2. Üs ve Koloni Kurma: Devletler veya özel şirketler, Ay'da veya Mars'ta üsler veya koloniler kurduklarında, bu yerleşimlerin hukuki statüsü ve egemenlik hakları konusunda belirsizlikler ortaya çıkacaktır. Hangi yasaların geçerli olacağı, yerleşimlerin hangi ülkenin yetki alanında sayılacağı gibi konular, uluslararası hukukta tartışmalara yol açabilir. Bu tür durumlarda askeri çatışmalar bile yaşanabilir.

3. Çevresel Etkiler: Uzay madenciliği ve diğer faaliyetler, gök cisimlerinin doğal yapısını bozabilir. Bu durum, uzayın korunması ve sürdürülebilir kullanımı konusunda etik ve hukuki soruları gündeme getirecektir.
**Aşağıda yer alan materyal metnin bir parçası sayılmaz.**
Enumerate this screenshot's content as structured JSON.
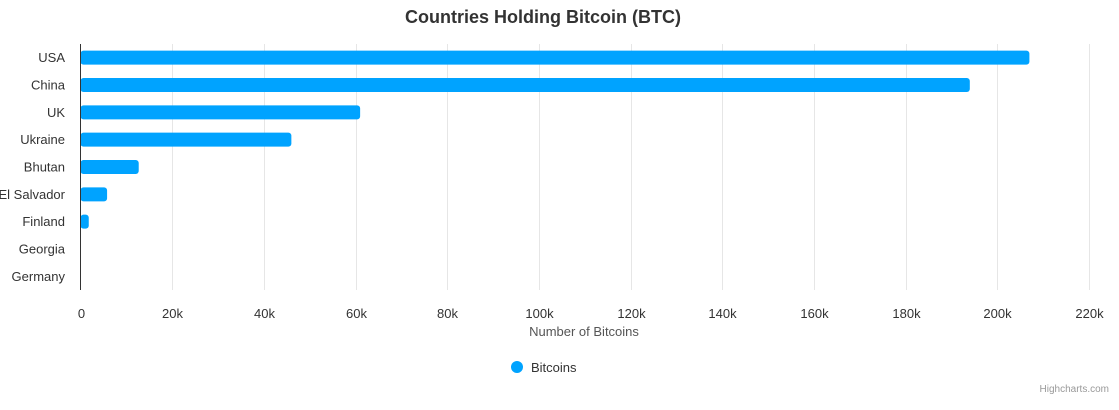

4. Askeri Kullanım ve Güvenlik: Uzayın askeri amaçlarla kullanımı, silahların yerleştirilmesi veya düşmanca eylemler, dünya üzerindeki jeopolitik dengeleri etkileyebilir ve yeni bir silahlanma yarışına yol açabilir. Örneğin bir ülkenin Ay’da bir üs kurduğunu ve başka kimsenin Ay’a iniş yapmasına izin vermediğini düşünün. Bu durumda dünyadaki diğer tüm ülkelerin hakkı gasp edilmiş olacaktır.
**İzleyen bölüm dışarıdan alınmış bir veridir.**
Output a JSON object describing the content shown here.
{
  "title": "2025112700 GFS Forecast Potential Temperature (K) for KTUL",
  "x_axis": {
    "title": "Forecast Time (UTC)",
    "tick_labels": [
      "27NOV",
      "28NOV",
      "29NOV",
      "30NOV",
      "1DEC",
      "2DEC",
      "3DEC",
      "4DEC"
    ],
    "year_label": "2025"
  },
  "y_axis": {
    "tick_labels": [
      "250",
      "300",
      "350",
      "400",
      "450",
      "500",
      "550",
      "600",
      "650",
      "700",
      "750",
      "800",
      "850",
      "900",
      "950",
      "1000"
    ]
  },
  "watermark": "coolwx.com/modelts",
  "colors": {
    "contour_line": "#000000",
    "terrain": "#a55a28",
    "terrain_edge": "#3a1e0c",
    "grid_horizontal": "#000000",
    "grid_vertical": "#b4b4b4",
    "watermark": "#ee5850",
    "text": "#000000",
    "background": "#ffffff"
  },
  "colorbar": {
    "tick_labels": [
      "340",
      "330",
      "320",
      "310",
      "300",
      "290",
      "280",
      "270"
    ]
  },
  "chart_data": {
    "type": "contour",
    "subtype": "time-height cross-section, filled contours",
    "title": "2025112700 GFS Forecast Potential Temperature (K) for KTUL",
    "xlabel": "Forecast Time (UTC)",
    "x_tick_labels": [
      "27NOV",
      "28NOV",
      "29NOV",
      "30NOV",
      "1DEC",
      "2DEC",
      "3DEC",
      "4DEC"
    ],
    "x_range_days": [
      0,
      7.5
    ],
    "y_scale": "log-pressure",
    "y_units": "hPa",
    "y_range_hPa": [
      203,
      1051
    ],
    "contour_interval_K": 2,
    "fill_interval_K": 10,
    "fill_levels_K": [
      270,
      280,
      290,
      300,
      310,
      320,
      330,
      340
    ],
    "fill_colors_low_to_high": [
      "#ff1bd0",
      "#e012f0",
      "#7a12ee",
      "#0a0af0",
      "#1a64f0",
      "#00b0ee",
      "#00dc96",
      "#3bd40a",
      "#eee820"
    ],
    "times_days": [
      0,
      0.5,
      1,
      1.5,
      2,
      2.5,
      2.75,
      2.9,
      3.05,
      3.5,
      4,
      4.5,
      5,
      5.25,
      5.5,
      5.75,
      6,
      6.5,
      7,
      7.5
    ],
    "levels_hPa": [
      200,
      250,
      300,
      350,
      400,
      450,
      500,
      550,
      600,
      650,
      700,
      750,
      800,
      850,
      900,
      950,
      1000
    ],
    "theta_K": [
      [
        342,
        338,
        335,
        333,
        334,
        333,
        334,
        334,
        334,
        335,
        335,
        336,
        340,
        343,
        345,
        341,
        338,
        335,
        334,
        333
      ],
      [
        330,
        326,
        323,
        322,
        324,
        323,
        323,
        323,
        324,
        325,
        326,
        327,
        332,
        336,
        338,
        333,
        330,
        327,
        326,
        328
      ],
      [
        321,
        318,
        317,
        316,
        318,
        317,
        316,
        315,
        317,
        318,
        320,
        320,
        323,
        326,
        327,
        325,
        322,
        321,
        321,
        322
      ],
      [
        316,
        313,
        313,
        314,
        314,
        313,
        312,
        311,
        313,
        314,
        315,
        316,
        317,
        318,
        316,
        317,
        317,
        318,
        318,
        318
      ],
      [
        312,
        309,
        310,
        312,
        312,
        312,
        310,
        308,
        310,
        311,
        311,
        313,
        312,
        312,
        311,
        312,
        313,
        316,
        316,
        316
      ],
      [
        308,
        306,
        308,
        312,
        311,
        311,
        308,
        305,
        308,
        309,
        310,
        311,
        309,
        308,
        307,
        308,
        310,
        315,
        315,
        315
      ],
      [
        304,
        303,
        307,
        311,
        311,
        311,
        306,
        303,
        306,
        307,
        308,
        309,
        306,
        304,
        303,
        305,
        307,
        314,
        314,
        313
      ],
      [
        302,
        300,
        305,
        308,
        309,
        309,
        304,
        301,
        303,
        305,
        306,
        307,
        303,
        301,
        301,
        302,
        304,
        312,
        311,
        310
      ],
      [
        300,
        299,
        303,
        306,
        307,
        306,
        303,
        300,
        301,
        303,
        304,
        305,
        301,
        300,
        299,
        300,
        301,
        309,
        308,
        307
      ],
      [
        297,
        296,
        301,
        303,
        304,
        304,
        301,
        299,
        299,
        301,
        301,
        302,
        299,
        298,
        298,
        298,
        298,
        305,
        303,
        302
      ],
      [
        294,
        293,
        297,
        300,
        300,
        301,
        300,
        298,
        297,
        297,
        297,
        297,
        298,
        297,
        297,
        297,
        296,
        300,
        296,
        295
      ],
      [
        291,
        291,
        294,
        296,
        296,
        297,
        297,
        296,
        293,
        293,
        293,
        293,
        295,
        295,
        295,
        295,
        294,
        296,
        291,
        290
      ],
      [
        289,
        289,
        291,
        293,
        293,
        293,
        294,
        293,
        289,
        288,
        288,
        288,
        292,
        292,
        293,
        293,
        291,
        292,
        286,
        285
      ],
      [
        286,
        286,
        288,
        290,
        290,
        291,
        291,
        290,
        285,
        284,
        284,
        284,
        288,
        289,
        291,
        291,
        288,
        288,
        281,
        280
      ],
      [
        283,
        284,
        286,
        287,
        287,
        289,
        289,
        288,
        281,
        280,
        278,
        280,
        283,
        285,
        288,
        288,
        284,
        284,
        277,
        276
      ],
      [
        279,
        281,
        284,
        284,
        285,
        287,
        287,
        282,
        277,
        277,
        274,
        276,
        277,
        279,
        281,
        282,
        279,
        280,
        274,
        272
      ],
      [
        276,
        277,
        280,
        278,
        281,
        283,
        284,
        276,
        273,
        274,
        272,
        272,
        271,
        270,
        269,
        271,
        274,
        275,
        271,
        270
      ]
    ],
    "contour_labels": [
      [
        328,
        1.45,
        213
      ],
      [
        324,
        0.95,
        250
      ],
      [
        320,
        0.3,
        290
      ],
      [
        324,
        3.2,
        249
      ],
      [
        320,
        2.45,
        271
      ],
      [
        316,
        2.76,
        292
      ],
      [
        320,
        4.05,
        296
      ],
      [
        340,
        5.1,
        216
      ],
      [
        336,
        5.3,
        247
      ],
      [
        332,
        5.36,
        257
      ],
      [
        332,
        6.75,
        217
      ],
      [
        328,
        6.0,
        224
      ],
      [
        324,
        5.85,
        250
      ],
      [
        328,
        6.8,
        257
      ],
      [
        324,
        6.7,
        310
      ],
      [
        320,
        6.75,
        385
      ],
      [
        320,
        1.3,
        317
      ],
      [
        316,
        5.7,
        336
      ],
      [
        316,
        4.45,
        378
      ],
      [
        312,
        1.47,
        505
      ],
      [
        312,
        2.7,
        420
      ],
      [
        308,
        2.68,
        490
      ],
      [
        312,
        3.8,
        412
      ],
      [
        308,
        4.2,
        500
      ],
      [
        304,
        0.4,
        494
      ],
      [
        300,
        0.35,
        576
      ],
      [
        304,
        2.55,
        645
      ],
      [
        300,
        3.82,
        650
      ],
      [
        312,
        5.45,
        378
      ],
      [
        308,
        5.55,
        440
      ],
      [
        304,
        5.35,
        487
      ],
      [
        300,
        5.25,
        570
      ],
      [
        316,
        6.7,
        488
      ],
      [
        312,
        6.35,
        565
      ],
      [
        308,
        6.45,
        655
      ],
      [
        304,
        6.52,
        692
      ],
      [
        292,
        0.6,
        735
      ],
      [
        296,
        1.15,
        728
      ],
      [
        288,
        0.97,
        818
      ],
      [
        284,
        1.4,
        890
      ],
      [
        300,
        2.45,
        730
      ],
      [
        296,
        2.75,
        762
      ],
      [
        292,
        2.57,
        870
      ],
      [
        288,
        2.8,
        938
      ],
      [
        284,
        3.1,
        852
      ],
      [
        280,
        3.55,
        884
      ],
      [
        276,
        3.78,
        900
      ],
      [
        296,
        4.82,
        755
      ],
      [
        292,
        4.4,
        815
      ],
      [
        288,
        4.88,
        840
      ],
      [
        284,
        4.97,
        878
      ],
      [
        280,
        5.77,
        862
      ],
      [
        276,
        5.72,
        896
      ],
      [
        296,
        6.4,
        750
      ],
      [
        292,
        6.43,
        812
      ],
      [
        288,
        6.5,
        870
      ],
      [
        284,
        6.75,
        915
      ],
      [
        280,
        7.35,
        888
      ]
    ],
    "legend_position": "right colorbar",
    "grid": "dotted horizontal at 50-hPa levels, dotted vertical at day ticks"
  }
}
SONUÇ: UZAYDA MÜLKİYET HAKLARININ GELECEĞİ

Uzayda mülkiyet hakları konusu, teknolojik ilerlemeler ve artan uzay faaliyetleriyle birlikte daha da önem kazanmaktadır. Mevcut uluslararası antlaşmalar, bu konudaki birçok soruya net cevaplar sunmamaktadır. Bu nedenle, uluslararası toplumun, uzayın barışçıl, adil ve sürdürülebilir kullanımı için yeni ve kapsamlı bir hukuki çerçeve oluşturması gerekmektedir. Aksi takdirde, uzayda yaşanacak mülkiyet ve egemenlik tartışmaları, dünya üzerindeki çatışmaların uzaya taşınmasına neden olabilir.

Gelecekte, Ay'da veya Mars'ta kurulacak kolonilerde yaşayan insanlar, hangi yasalara tabi olacak? Uzayda işlenen suçlar nasıl yargılanacak? Bu ve benzeri soruların cevabı, insanlığın uzaydaki geleceğini şekillendirecektir. Bu nedenle, uluslararası işbirliği ve hukuki düzenlemeler, uzayın barışçıl ve ortak kullanımını sağlamak için elzemdir. Ancak ülkemizde derhal bu konuda bir bilimsel ve hukuki çalıştay düzenlemeli ve ülkemizin Uzay Vatan’da çıkarlarının korunması için gerekli önlemler alınmalarıdır, böylece torunlarımızın uzaydaki hakları korunmuş olacaktır.